We learn about these people largely through the eyes of Nick Carraway, an ambitious young man, an outsider lately come to the neighbourhood. His role is split between the more mature Nick narrating these events in retrospect and the real-time Nick (Keelan Kember); an ingenious idea but one that also contains the kernel of the problem, for narrator Nick has the biggest part in the play and his running commentary on action, motivation and characters has a distancing effect. I felt often as if I were peering at the action through a plate-glass window. The sheer volume of narration gave me the feeling I was watching a dramatised reading of the novel rather than an independent drama. In effect we had to be told the story since there was a dearth of the dialogue that would have shown it visually.

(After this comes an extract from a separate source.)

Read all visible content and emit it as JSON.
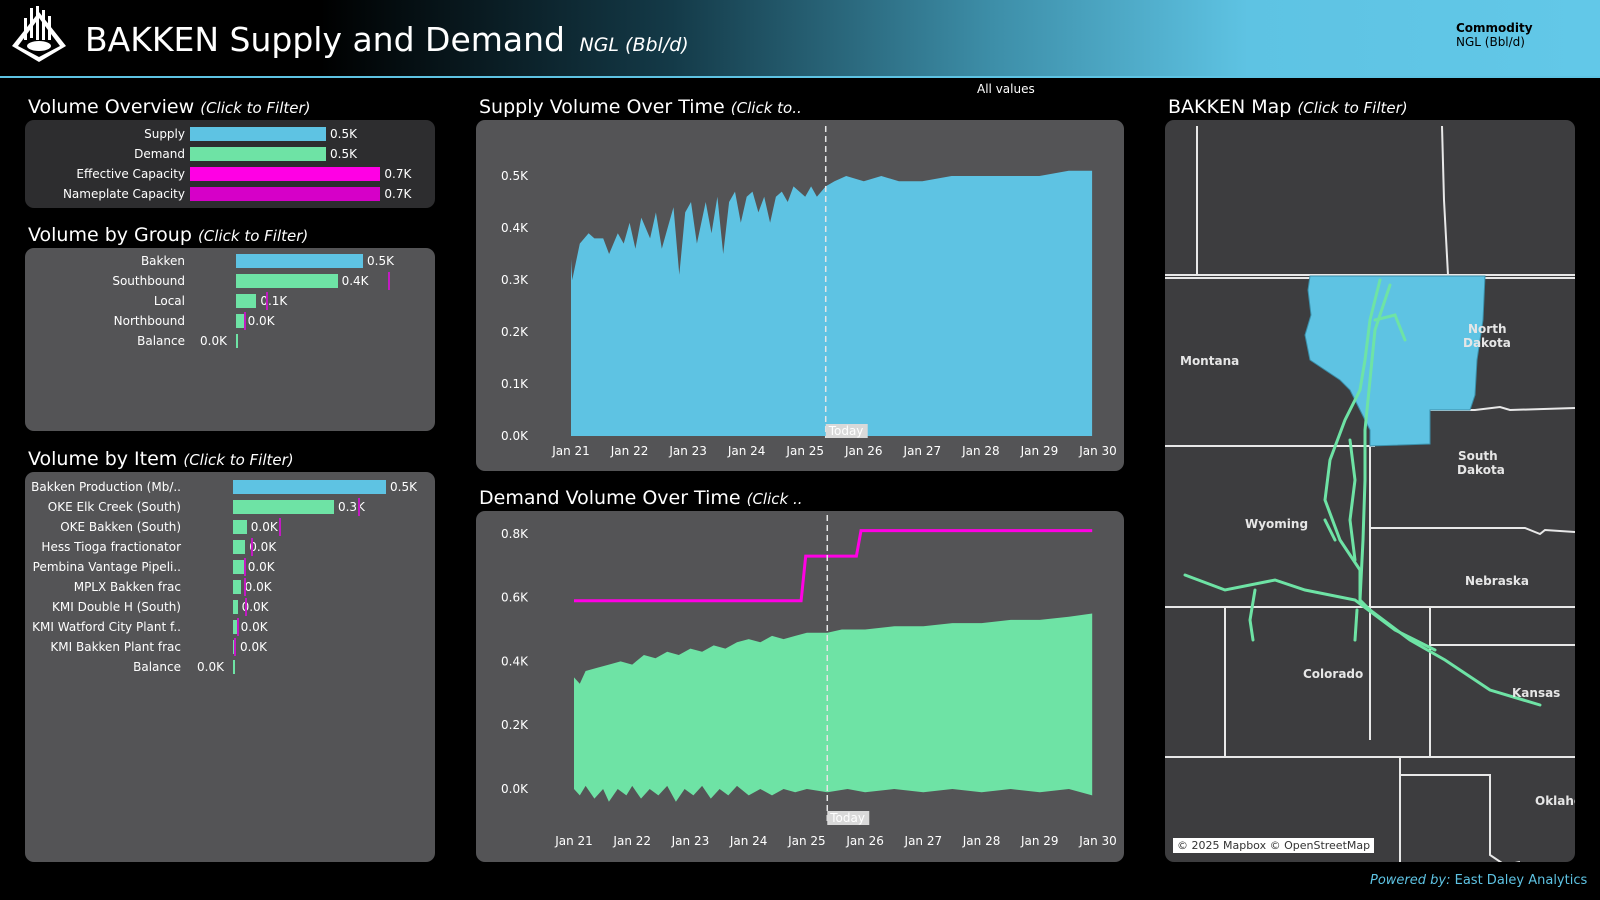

A pity, because there was real emotion on display here. I loved one line of endearment from Daisy to Gatsby and its surreal romance. Looking at the sky, she murmurs
"I'd just like to get one of those pink clouds, put you in it and push you around."
This is a slick, confident production from director Dominic Pollard and his crew. The young women look right in flapper period dresses, the minimalist set with just a chaise longue, a couple of cabinets, a hat stand and a wind-up gramophone consists of little but suggests quite a lot, and the specially composed, passably jazzy score from Alex Cowan and Rachel Lewzey is fun if occasionally allowed to hamper the actors’ audibility. Percy Stubbs made of Gatsby a warm, attractive figure whose easy smile yet hinted at inner torment. Hannah Schofield had the underwritten role of Daisy and was credibly passionate yet ultimately doomed, though both she and Charlie Vaughan were a little inclined in their big outburst to gabble.